How did mobility save Nintendo (Pokemon GO) and kill Yahoo?

Yahoo was acquired by Verion for $ 4.8 billion. There are a lot of unstable things going on for months around this potential acquisition, along with a series of comments about how big an Internet giant like Yahoo has fallen.

But what exactly went wrong? You can be sure that the deal is a combination of priority calculations that lack investment and bad buy options, but there is still one fundamental reason why Yahoo collapsed. That is the delay and the ability to develop on mobile.

Yahoo's fame fall

In 2008, Apple officially launched the App Store, bringing us to the world of applications. It has changed the way you interact with the Internet, quickly increasing your ability to access good information "prey" through mobile while busy, instead of spending a large amount of time on the desktop to surf the web. This is a problem for Yahoo – a business depends too much on advertising display revenue. The interaction time on the reduced page means that the cost of businesses for ads on the page also decreases.

Instead of ignoring display ads and focusing on converting digital brands to Mobile, Yahoo is stubbornly refusing to change and invest in web videos. By the time he realized his wrong move, it was 2012 – when the technology gap was huge, making Yahoo "jostle" to keep up with the race.

Google and Facebook have invested twice in mobile, and the two companies' applications have gained popularity, bringing in billions of dollars in mobile advertising revenue. Yahoo has brought in former Google member Marissa Mayer in hopes that Yahoo will respond to the market more skillfully and rationally but the problem continues.

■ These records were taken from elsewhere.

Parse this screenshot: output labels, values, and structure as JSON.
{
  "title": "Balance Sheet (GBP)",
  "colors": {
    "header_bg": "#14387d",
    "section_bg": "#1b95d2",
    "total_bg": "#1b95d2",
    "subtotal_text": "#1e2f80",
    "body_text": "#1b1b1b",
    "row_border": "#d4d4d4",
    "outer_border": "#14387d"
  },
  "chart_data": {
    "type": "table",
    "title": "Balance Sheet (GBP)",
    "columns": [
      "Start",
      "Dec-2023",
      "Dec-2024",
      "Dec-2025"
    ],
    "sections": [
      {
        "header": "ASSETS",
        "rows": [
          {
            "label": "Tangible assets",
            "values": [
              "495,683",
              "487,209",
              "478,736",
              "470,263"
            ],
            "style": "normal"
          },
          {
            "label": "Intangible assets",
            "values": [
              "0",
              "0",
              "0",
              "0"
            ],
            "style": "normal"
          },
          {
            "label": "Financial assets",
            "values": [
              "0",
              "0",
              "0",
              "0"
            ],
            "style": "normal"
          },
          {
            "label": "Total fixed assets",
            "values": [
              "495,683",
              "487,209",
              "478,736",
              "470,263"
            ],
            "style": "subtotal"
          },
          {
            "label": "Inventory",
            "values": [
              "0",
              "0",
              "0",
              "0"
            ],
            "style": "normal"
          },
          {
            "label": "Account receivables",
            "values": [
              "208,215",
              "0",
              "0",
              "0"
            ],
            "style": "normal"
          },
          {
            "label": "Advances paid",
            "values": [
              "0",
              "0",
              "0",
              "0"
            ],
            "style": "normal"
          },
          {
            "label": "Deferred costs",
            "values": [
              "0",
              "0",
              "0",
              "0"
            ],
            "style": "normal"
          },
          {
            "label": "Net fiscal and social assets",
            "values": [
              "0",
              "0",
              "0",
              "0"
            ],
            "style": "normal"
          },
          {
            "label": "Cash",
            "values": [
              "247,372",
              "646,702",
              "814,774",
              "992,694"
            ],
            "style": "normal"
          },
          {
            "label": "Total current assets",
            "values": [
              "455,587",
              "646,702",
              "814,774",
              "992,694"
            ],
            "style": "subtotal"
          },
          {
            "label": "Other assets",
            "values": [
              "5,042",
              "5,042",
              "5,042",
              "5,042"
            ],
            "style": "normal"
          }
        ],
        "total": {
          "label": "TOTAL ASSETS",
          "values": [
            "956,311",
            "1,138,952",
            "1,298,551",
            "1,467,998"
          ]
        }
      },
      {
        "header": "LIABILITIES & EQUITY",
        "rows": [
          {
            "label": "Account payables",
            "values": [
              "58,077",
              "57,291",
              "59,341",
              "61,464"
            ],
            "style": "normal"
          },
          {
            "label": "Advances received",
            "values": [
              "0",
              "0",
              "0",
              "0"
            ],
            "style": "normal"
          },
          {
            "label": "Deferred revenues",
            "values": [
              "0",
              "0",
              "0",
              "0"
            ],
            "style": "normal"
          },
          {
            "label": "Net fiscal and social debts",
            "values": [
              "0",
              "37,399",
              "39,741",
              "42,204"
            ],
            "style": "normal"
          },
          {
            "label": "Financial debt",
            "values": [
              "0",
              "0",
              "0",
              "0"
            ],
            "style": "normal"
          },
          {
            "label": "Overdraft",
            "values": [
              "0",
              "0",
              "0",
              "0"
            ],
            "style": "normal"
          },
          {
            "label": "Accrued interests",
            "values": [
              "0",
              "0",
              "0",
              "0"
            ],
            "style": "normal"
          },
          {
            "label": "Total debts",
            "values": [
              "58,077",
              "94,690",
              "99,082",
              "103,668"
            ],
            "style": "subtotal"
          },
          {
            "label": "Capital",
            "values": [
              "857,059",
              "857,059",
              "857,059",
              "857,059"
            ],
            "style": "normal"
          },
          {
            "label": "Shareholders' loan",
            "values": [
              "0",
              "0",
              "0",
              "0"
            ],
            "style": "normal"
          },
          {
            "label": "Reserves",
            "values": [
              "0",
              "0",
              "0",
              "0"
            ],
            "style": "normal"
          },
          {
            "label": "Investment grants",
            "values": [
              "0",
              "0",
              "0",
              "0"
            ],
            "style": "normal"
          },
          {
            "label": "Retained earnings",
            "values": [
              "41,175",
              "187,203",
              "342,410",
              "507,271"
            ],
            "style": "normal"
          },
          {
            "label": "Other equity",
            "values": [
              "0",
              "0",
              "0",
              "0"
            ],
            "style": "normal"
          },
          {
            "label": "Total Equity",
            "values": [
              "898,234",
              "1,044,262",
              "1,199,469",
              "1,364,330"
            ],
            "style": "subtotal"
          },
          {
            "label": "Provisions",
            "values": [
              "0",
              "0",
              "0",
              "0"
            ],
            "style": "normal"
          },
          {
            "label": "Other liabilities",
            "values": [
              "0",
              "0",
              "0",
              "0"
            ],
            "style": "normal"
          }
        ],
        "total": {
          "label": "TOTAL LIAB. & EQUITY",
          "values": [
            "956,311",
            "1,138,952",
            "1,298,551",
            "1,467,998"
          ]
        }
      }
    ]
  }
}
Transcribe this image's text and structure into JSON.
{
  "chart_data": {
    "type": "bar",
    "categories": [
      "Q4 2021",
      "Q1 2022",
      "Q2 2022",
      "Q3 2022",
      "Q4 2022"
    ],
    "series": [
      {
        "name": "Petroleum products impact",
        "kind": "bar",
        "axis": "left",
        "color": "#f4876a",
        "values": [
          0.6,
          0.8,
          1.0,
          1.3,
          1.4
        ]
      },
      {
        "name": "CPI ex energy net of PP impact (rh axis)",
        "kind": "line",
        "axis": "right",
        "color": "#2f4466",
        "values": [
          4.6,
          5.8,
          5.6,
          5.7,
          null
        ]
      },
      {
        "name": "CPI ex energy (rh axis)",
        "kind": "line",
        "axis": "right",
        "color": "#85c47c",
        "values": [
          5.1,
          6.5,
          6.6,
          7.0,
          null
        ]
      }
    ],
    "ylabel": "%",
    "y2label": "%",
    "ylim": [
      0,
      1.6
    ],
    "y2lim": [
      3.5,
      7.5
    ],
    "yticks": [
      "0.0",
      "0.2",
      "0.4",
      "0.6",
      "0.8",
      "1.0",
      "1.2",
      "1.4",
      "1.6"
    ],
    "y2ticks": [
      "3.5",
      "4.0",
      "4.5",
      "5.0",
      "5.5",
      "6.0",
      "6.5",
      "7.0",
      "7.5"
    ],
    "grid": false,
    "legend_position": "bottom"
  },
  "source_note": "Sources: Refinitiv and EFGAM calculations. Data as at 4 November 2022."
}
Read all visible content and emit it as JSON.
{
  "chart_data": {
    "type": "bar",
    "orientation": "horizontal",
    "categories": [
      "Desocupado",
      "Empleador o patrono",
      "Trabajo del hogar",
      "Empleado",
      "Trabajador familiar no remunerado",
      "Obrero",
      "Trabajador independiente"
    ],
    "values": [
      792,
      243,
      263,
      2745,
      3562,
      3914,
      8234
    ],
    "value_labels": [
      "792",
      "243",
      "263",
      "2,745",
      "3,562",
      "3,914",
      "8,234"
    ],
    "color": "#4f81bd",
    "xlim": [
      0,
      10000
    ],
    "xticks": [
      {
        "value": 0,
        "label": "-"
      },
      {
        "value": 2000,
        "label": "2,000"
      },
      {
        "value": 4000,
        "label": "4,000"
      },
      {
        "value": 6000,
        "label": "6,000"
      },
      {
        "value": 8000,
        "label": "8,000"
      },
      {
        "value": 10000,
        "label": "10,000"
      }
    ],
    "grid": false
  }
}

Although Mayer agreed that Yahoo needed to invest in mobile, her strategy was too obscure. Mayer continues to plunge into the "fun" acquisition, hiring mobile engineers and acquiring Flurry – a mobile data analysis platform to program and develop Yahoo's extensive content applications, from Yahoo Mail. News and Weather. Applications are getting better, but still can't compete with Google and Facebook, so they still can't get into the Top 20 of the App Store.

Obviously, everything was too late for Yahoo.

Nintendo rose from the ashes

Unlike Yahoo, Nintendo takes another approach when it comes to solving mobile problems. They also faced a situation similar to Yahoo, which was tied to the original game of remote control for so long that it refused to switch to mobile. When they realized this was the time of action or death, they decided to delay, go to the experts to ask for help. Instead of modifying in-house games, Nintendo teamed up with Google startup Niantic, a startup specializing in mobile gaming and augmented reality.

Nintendo only takes a small part in programming work, allowing Niantic to bring "pet" Pokemon games into mobile practice. The result was not surprising when Pokemon GO became a global phenomenon, bringing Nintendo's market value to over 7 billion. And despite the news that Nintendo will not directly benefit from Pokemon GO, they still build the foundation for a prosperous future.

Although this is Niantic's main project, brand awareness for Nintendo is different from what they have seen since the 1990s. To take advantage of this, Nintendo is researching a portable device for Pokemon GO game – the device will vibrate whenever you meet 1 Pokemon, eliminating the need to require users to fix their eyes on the phone. All of these will come soon after Nintendo NX – the new handheld game console, contributing to marketers adding a viral communication tool. And this is just the beginning of the brand from Tokyo to benefit from mobile. Pokemon GO can be one of many augmented reality mobile games with Nintendo's favorite characters (Mario).

The choice is yours

Opportunities continue to flow to Nintendo while Yahoo's fortunes have been exhausted so they have to participate in the acquisition. The two favorite brands of the 20th century face two very different futures. The lesson for brands here is that you should not ignore platform changes, especially mobile. Currently, we spend an average of 23 days a year to use the phone. In addition, 82% of online-shoppers make shopping decisions on the phone. Finally, in 4 short years, the generation of mobile-first Gen Z has accounted for 20 billion USD of purchasing power.

Mobile is the future, and you must invest in it now or face fate like Yahoo.